1. The title is clear and concise, but could be improved for specificity. Suggested title: “Comparative Dosimetric Evaluation of Single-Beam Dual-Arc Versus Dual-Beam Single-Arc VMAT Strategies in Lung SBRT Using the Monaco TPS”
2. The "complexity index" is cited but lacks a precise formula or reference in the main text. Clarify how the complexity metric is defined (Edge Metric?), citing Younge et al. (2016), and provide its formula or calculation method.
3. All plans are normalized to 95% PTV coverage at 50 Gy. However, since 1B2A and 2B1A differ in beam arrangement, this could be a biased interpretation. Include justification for this normalization strategy. Discuss whether the same normalization favors one method in terms of MU or dose spill.
4. The Introduction section is well-structured but overly long. Consider splitting into (Clinical background - VMAT and Monaco TPS technical overview - Study rationale)

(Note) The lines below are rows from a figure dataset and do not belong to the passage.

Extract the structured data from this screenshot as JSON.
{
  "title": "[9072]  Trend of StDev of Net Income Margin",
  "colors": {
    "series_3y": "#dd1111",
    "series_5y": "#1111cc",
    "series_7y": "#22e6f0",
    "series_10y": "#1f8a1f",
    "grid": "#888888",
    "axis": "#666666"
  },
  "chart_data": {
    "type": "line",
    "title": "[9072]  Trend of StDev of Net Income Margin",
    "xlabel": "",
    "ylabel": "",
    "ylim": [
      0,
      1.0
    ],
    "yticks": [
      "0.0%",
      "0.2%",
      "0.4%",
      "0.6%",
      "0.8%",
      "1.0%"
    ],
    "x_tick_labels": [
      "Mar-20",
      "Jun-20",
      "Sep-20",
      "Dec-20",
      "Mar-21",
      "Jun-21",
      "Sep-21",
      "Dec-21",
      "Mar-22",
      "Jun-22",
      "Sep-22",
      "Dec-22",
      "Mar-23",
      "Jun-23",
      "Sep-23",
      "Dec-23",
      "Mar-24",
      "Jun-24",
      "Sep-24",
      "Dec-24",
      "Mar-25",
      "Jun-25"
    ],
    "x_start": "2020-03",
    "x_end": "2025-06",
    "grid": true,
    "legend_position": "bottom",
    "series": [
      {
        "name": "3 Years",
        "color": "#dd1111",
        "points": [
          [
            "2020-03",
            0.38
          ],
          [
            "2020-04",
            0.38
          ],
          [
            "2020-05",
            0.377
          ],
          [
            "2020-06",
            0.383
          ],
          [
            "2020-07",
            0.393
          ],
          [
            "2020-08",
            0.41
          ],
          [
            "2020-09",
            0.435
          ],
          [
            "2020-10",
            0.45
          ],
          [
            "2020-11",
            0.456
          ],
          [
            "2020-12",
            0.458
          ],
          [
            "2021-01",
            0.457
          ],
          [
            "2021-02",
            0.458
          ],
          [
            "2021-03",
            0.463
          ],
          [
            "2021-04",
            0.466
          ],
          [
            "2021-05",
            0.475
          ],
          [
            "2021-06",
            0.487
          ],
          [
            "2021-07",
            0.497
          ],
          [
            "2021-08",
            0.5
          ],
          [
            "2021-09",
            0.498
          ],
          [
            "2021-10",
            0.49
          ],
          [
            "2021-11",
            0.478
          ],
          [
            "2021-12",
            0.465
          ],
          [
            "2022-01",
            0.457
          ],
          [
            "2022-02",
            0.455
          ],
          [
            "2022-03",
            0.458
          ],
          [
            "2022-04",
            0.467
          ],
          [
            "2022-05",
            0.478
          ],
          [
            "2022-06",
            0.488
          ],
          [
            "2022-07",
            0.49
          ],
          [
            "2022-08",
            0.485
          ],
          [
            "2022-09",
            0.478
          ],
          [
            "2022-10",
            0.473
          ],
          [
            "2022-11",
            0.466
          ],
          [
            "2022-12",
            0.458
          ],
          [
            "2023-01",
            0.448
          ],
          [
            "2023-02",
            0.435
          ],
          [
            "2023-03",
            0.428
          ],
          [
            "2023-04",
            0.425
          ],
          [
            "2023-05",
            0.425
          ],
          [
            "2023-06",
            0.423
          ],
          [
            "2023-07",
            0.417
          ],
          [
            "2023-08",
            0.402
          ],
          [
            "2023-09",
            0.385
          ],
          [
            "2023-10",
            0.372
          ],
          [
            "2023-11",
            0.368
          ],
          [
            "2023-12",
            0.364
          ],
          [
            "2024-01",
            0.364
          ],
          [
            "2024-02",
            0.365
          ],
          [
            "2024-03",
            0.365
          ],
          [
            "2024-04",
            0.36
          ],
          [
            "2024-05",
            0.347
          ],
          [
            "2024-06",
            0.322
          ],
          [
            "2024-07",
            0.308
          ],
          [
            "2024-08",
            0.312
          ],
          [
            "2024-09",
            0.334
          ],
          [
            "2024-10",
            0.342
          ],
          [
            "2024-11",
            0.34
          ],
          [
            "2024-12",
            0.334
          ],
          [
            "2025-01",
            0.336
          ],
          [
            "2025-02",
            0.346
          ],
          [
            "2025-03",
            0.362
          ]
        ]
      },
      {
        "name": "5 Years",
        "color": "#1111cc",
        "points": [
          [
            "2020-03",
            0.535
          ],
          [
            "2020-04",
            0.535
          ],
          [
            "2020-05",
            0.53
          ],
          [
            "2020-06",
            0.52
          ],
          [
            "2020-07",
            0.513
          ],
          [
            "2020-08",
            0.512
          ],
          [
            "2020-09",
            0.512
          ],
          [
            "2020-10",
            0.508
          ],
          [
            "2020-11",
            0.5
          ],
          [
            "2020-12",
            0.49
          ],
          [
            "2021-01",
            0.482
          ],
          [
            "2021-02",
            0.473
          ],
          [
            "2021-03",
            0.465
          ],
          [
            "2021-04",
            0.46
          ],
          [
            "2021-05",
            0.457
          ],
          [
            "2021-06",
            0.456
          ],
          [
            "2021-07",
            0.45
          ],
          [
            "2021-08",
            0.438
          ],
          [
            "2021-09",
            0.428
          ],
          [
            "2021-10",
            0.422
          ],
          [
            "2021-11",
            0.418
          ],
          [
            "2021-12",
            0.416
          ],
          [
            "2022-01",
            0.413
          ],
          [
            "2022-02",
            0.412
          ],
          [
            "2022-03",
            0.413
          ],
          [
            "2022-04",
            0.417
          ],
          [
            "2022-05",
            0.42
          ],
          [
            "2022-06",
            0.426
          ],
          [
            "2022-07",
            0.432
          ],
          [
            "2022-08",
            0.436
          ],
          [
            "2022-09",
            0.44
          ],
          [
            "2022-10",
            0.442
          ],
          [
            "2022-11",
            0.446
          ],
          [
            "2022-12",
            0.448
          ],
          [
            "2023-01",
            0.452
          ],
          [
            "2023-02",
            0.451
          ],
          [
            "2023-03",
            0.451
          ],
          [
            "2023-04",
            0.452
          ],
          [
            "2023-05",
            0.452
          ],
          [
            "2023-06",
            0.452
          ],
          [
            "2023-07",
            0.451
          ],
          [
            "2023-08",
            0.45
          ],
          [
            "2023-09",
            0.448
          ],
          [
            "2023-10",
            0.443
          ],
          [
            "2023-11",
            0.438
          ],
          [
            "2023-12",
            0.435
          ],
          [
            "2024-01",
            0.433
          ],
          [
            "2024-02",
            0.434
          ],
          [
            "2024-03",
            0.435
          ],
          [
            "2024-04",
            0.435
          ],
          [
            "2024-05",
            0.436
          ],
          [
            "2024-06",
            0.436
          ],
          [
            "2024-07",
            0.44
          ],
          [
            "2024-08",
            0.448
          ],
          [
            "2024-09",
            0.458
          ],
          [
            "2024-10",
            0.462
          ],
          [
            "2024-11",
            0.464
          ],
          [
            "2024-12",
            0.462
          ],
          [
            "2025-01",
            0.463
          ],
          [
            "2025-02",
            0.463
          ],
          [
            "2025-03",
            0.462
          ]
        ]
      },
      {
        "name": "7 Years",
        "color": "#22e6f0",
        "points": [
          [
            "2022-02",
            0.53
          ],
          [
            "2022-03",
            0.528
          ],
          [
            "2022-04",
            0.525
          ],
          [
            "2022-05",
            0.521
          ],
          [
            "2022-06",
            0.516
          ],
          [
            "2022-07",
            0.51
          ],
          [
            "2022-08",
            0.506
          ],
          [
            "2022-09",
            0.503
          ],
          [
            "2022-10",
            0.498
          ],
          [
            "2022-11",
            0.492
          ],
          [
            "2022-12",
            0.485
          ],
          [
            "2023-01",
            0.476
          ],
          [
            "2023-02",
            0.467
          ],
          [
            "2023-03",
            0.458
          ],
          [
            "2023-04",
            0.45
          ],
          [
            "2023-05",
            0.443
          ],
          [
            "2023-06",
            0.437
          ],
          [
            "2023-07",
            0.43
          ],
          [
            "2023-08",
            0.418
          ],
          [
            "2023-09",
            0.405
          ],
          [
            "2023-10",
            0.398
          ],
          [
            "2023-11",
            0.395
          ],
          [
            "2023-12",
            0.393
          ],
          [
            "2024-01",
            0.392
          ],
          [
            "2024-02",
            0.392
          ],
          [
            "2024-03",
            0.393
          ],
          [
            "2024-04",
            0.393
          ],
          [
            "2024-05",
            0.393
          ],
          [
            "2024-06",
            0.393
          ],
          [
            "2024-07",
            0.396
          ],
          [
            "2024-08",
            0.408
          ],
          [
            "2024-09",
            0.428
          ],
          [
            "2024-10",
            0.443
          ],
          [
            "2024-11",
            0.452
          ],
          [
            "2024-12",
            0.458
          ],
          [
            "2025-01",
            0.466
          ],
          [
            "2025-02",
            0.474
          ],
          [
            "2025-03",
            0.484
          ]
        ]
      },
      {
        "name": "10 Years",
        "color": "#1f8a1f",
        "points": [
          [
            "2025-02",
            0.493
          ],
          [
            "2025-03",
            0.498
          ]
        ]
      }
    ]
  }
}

5. The methods section has a very good level of detail. However, Figure 1 is referenced but not visible in the submitted version. Ensure all figures are properly embedded.
6. In the results section, some tables repeat in figures (e.g., DVH metrics and box plots). Consider streamlining presentation: retain one detailed table and one summarizing figure per section (ITV/PTV, OARs, complexity). Tables 1-3 should use consistent units (e.g., Gy or cGy).
7. The discussion has excellent comparative insight but lacks mention of plan deliverability or QA feasibility in high-complexity cases, and respiratory motion management, and whether arc types influence motion robustness.
8. Generally, the comparison between 1B2A and 2B1A in the Monaco TPS context is important and clinically relevant. The study is valuable for centers using Monaco TPS, but should emphasize its single-center, retrospective nature more explicitly in limitations, and discuss generalizability to other TPS systems (e.g., Eclipse, RayStation).